Mittwoch, 21. Februar 2018

Wahlkampf

Heute plaudere ich gerade im Gemeinschafts-Waschkeller mit meiner  Lieblingsnachbarin, einer betagten, aber geistig sehr agilen Dame, die ich in Gedanken immer nur "Frau Feldmarschallin" nenne - dies durchaus liebevoll - als die Tür aufspringt und unser Hausmeister hereinplatzt.

"Des is doch unerhört - mei' Frau hat 'en Brief vom Feldmann bekomme, und die Adresse kann nur aus'm Wählerverzeischnis sein! Des gibt's doch gar net!" Er spricht in lauter Ausrufezeichen.

Frau K. und ich grinsen uns an. "Ja, und wenn - was ist denn daran  so schlimm?", frage ich. "Ei, des geht doch net. Habbe Sie auch so'n Brief gekrischt?" "Ja, ich glaube schon." "Der schreibt NUR an die Fraue! Die Fraue wähle den all!" "Also mein Typ ist er nicht", sage ich.

Dazu muss man wissen: Am Sonntag wird der oder die neue Oberbürgermeister(in) gewählt in unserer schönen Stadt. Und Feldmann ist der Amtsinhaber. Außerdem ist er bei der SPD. 

Unser sonst so umgänglicher Hausmeister ist die Entrüstung in Person. Die Feldmarschallin lacht ihm ins Gesicht und sagt: "Würden Sie sich auch so aufregen, wenn der bei der CDU wäre?" Herr L. kümmert sich gar nicht um diesen unqualifizierten Einwurf, sondern wütet weiter von Amtsmissbrauch und Datenschutz und Unverschämtheit. Hat dabei aber die ganze Zeit so ein verschmitztes Zwinkern in den Augen. 

Ich sage: "Finden Sie die von der CDU etwa besser?
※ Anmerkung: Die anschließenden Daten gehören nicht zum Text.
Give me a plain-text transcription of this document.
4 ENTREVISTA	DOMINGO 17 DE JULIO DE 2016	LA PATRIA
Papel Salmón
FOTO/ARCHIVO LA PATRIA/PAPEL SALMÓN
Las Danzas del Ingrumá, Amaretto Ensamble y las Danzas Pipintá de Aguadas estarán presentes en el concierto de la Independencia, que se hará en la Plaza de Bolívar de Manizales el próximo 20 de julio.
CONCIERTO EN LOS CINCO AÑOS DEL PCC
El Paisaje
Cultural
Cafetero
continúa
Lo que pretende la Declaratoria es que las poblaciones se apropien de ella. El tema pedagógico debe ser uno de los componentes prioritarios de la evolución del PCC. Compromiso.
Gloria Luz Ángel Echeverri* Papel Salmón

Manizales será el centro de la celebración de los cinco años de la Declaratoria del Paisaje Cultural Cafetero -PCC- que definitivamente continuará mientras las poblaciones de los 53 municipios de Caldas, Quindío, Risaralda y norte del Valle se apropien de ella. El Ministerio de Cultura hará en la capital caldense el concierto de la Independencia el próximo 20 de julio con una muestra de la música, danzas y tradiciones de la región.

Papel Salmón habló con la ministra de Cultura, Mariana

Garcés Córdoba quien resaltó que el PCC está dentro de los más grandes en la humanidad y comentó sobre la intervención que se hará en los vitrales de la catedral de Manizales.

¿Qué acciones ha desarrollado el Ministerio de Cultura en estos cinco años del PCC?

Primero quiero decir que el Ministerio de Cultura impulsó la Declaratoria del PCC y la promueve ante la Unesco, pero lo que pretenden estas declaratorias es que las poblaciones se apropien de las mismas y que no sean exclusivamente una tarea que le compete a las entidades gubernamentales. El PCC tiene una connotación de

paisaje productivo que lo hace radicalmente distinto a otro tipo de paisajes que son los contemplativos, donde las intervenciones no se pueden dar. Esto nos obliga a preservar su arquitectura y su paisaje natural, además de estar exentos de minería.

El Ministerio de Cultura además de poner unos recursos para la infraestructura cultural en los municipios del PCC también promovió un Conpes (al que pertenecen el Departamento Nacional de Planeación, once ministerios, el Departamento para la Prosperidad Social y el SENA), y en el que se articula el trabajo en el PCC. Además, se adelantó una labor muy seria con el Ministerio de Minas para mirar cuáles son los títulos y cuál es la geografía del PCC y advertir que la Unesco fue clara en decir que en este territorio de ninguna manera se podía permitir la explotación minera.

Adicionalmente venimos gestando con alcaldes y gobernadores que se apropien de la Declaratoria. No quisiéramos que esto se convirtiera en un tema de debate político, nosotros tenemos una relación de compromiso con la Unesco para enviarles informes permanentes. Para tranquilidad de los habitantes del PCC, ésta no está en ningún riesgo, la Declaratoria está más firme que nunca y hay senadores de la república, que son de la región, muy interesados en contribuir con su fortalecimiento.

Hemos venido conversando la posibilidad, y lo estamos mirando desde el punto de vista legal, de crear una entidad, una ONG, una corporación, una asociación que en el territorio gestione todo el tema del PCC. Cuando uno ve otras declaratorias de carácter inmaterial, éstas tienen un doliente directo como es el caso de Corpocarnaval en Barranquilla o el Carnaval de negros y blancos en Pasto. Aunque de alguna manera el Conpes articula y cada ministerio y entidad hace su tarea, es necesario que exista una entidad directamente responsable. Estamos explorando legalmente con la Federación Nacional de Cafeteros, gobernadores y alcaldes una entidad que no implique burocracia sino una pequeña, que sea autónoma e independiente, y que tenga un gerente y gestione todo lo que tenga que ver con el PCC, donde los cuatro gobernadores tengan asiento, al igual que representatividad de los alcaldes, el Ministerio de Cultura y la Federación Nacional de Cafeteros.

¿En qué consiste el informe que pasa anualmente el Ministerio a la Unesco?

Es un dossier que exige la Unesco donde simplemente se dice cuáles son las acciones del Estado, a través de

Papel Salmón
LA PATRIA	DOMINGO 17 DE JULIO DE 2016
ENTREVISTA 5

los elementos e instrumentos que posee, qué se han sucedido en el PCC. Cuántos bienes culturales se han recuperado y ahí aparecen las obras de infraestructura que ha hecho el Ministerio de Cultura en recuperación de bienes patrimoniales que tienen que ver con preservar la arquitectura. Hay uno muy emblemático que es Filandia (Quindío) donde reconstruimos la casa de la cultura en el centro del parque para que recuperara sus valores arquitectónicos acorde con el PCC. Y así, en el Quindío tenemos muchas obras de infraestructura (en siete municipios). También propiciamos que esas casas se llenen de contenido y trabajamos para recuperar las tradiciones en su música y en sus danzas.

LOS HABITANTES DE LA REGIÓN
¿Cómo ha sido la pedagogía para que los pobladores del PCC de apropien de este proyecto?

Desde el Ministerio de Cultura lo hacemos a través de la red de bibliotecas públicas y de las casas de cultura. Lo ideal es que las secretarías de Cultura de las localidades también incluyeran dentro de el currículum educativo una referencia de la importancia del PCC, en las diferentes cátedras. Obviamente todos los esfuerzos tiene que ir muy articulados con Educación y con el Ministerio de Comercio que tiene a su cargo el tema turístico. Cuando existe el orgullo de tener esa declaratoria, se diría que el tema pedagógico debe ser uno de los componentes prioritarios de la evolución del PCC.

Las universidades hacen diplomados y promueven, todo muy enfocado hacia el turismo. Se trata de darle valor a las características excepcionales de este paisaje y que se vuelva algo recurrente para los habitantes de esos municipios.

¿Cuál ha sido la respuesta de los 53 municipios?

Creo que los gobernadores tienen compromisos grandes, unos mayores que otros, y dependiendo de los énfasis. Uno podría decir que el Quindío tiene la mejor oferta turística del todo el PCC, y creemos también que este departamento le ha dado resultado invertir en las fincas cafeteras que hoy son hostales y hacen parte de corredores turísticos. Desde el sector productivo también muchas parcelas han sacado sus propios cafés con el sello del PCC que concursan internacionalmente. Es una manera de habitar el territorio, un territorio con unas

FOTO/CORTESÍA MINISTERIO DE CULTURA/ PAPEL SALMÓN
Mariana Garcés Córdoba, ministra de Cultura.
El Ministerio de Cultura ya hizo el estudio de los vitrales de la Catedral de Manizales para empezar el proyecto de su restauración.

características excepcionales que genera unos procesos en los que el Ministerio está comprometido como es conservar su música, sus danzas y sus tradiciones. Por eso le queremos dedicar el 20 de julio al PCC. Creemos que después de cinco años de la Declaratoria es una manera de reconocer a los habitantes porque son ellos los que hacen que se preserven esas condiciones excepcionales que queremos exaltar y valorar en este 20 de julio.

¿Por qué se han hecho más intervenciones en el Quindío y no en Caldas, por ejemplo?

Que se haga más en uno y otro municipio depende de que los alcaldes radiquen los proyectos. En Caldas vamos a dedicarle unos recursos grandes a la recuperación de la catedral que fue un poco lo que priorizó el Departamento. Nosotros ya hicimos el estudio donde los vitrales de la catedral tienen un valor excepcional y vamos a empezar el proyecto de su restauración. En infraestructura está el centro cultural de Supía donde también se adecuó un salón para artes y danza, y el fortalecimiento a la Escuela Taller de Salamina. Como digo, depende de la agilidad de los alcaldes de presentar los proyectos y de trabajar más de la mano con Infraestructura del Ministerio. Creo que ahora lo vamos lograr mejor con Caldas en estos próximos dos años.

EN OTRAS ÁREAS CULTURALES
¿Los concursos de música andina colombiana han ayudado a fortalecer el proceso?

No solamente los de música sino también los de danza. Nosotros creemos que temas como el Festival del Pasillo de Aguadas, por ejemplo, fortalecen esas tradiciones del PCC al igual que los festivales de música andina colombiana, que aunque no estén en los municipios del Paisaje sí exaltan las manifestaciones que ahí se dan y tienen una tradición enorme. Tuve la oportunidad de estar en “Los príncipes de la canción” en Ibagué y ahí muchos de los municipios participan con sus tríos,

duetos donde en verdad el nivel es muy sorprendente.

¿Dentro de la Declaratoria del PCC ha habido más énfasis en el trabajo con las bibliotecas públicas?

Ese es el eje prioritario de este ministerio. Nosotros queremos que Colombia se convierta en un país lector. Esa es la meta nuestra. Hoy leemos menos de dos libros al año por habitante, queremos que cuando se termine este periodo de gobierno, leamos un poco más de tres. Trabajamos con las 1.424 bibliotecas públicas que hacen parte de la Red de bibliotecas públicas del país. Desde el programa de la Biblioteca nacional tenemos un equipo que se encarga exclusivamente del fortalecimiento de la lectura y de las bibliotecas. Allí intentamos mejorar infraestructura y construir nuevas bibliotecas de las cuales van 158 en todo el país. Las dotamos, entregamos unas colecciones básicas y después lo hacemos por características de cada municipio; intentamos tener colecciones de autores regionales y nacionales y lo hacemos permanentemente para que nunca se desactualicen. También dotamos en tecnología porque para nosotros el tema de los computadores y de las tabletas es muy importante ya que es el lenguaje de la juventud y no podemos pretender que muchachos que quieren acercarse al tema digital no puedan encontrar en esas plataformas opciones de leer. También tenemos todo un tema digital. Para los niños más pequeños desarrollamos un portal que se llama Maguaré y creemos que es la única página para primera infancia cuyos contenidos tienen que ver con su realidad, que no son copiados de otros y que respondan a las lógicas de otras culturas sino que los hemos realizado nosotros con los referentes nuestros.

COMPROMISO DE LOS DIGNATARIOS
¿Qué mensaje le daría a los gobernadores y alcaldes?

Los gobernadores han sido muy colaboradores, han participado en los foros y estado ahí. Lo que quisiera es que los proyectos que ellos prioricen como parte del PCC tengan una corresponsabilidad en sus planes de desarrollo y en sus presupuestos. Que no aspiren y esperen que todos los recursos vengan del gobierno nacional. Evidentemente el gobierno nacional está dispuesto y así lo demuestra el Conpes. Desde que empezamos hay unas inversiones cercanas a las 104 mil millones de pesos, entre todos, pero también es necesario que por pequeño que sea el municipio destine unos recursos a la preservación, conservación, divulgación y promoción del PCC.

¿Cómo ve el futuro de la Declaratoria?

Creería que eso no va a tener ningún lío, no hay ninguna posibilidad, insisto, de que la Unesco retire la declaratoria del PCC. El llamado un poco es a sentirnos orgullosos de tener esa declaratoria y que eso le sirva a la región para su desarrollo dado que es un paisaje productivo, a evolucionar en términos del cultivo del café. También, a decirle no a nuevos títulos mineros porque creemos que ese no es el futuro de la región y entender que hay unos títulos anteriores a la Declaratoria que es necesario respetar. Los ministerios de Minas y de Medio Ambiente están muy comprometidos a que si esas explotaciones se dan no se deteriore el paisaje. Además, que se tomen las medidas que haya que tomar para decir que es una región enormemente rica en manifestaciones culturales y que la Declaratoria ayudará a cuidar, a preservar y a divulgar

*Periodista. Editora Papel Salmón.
Schon wie die süffisant von den Plakaten auf Ihre potenziellen Untertanen herunter lächelt...also nee." 

Ich frage mich wirklich, wer das Bild ausgesucht hat. Extrem-Photoshopping, und dann dieses arrogante Halblächeln mit geschlossenen Lippen - wer solche Berater hat, braucht keine Feinde mehr. Oder ist es Absicht? Ein Statement, nach dem Motto: Ich bin zwar eine Frau, aber deshalb muss ich nicht lieb aussehen. Warum dann aber die Lebensspuren aus dem Gesicht bügeln? 
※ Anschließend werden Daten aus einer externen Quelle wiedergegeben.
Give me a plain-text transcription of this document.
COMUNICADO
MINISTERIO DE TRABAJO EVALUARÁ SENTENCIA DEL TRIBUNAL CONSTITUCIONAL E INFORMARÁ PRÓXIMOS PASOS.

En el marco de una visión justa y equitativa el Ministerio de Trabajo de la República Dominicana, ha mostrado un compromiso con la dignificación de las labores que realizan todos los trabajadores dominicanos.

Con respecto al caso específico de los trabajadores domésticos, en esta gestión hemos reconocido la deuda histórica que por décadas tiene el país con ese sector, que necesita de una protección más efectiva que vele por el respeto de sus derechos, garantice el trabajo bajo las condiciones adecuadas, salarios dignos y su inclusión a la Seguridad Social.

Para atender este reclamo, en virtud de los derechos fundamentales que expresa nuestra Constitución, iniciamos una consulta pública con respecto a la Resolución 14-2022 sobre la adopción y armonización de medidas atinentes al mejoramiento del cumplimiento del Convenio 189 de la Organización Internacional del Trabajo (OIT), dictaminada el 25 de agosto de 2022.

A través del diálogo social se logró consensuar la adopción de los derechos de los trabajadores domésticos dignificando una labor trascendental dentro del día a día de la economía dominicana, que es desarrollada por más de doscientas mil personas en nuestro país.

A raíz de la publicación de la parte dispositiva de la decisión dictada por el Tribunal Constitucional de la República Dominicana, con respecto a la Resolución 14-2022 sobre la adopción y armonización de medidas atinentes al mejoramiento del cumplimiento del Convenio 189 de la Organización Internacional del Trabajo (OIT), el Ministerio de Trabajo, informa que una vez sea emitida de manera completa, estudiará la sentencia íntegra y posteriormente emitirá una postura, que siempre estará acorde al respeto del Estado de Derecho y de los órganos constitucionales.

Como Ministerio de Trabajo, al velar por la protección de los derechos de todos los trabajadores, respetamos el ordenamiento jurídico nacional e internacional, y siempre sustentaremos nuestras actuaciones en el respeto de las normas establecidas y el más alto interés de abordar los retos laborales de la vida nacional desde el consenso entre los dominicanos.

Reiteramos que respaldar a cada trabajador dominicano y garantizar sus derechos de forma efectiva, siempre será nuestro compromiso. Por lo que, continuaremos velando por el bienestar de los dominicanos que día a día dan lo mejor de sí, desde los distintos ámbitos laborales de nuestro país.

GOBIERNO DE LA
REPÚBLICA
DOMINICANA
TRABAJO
"Wissen Sie das denn genau," frage ich Herrn L., "dass das Wählerverzeichnis nicht für solche Aktionen genutzt werden darf?" "Des glaub isch halt. Des derf doch net sein!" Frau K. und ich amüsieren uns weiter. "Also Sie regen sich auf, weil Sie sich einfach ein bisschen aufregen wollen, obwohl Sie gar nicht wissen, ob es was zum Aufregen gibt." 

"Jaaa - naja, kann sein." 

"Aber jetzt mal was anderes," sagt Frau K. "Gucken Sie mal - meine Maschine geht nicht." "Daran ist der Feldmann Schuld", schlage ich vor. "Genau!" sagt Herr L.

Die beide beugen sich besorgt zur Waschmaschine herunter. Ich schleiche mich von hinten an und sage: "Bevor ich gehe - das Wichtigste ist: Wir meckern nicht nur rum - wir gehen zur Wahl, oder?" "Aber hallo", sagt Frau K.  Da sind wir uns sofort einig.

Unsere Waschküche ist wie ein Dorfbrunnen, kommt mir vor. Schön, eigentlich.